Avant de vous engager dans un conflit sur l’interprétation du texte, comparez les conséquences de chaque lecture possible sur le règlement financier et le coût éventuel de la résolution du désaccord. Si un accord est possible, il faut ensuite déterminer comment le faire consigner dans une ordonnance du tribunal. Un accord prénuptial ne suffit pas, à lui seul, à régler les aspects financiers du divorce.
FAQ : les questions que l'on n'ose pas poser
Si je déchire ma copie, le contrat est-il annulé ?
Non. Détruire votre exemplaire ne suffit pas à annuler un accord. D’autres éléments peuvent en établir l’existence et le contenu. Si vous souhaitez modifier les dispositions, discutez d’un nouvel accord avec votre partenaire plutôt que de compter sur la disparition des documents.
Le juriste de mon conjoint peut-il nous conseiller tous les deux ?
Chaque partie devrait bénéficier de ses propres conseils juridiques indépendants avant de signer. Un solicitor qui représente votre partenaire ne vous représente pas. Il s’agit d’une protection importante, et non d’une garantie que le tribunal fera appliquer chaque clause. Dans l’affaire Radmacher v Granatino [2010] UKSC 42, la Cour suprême s’est attachée à déterminer si chaque personne avait donné son accord librement, en avait compris les implications et pouvait équitablement être tenue de le respecter. L’absence de conseils juridiques n’invalide pas automatiquement un accord prénuptial, mais elle peut laisser subsister de sérieuses interrogations sur le caractère éclairé du consentement.
Avoir des enfants annule-t-il d'office le contrat signé ?
Non. Les enfants et les responsabilités familiales peuvent modifier les besoins et l’appréciation de ce qui est équitable, mais ils n’effacent pas automatiquement un accord prénuptial. Le réexamen doit tenir compte de la situation actuelle.
Signer 28 jours avant le mariage garantit-il la validité ?
Non. Le droit actuel n’en fait pas une garantie.

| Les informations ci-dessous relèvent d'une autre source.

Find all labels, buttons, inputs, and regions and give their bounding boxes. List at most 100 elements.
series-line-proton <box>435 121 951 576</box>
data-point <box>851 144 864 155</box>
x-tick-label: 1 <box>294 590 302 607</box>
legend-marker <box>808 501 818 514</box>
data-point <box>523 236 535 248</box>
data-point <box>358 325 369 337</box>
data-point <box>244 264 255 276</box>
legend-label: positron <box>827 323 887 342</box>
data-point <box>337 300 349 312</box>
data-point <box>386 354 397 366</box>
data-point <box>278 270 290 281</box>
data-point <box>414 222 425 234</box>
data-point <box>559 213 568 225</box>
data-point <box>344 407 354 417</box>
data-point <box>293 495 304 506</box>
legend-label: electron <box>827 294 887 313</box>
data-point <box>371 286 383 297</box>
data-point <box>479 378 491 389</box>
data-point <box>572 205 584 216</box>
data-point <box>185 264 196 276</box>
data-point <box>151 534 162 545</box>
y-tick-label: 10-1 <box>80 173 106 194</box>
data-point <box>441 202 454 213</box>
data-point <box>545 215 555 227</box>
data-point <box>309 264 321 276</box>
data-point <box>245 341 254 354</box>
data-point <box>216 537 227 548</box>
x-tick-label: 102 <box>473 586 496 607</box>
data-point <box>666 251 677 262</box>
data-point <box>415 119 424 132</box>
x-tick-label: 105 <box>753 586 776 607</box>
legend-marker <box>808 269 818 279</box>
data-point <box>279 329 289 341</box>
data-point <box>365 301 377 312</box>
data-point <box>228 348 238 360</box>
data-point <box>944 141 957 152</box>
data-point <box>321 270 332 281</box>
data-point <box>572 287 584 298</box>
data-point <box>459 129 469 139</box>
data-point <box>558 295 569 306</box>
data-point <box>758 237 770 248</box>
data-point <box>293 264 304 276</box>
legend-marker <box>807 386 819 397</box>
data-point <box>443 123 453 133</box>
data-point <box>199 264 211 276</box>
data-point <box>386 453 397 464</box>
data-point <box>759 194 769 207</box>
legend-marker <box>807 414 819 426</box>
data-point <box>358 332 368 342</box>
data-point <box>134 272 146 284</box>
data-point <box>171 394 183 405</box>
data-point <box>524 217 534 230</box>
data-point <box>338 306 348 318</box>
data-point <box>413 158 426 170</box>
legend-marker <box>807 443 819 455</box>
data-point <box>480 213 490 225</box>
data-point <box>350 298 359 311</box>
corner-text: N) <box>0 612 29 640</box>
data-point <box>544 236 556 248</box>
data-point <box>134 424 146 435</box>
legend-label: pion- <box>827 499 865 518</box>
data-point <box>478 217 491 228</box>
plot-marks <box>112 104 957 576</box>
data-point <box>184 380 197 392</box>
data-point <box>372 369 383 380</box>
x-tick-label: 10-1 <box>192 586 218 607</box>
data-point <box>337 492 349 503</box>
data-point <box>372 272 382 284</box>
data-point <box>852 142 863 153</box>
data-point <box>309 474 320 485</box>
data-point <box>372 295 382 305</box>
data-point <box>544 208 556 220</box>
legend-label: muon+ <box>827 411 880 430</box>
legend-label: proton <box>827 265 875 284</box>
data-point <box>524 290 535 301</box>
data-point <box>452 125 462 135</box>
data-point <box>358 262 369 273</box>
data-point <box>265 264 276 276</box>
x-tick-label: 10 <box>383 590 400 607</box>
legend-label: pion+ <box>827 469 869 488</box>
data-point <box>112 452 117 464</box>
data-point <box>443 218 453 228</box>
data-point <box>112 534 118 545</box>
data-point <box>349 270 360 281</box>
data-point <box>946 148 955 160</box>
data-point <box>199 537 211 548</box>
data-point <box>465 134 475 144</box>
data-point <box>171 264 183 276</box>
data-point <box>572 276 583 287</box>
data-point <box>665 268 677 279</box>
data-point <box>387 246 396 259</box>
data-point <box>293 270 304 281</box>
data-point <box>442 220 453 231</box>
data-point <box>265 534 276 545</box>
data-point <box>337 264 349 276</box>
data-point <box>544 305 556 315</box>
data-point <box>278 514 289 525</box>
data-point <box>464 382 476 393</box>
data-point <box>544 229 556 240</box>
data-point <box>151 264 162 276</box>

La consultation lancée par le gouvernement en 2026 proposait des accords matrimoniaux répondant à certaines conditions (« qualifying nuptial agreements ») et abordait un délai de protection de 28 jours. Au 7 septembre 2026, ces propositions de consultation ne constituent pas un régime adopté rendant les accords prénuptiaux automatiquement contraignants. Commencez bien avant le mariage et prévoyez le temps nécessaire pour comprendre et négocier les clauses.
Nous avons signé à l'étranger. Cette affaire anglaise nous concerne-t-elle ?
Si les aspects financiers du divorce sont traités en Angleterre et au pays de Galles, un accord étranger peut avoir une grande importance, mais une signature à l’étranger ne supprime pas le pouvoir d’appréciation du tribunal. Les pays concernés, la langue que vous compreniez et le lieu où la procédure peut se dérouler comptent tous. Les règles applicables ailleurs, y compris en Écosse, peuvent être différentes.
Cet article est fourni à titre informatif. Il ne constitue pas un conseil juridique, financier, médical ou fiscal.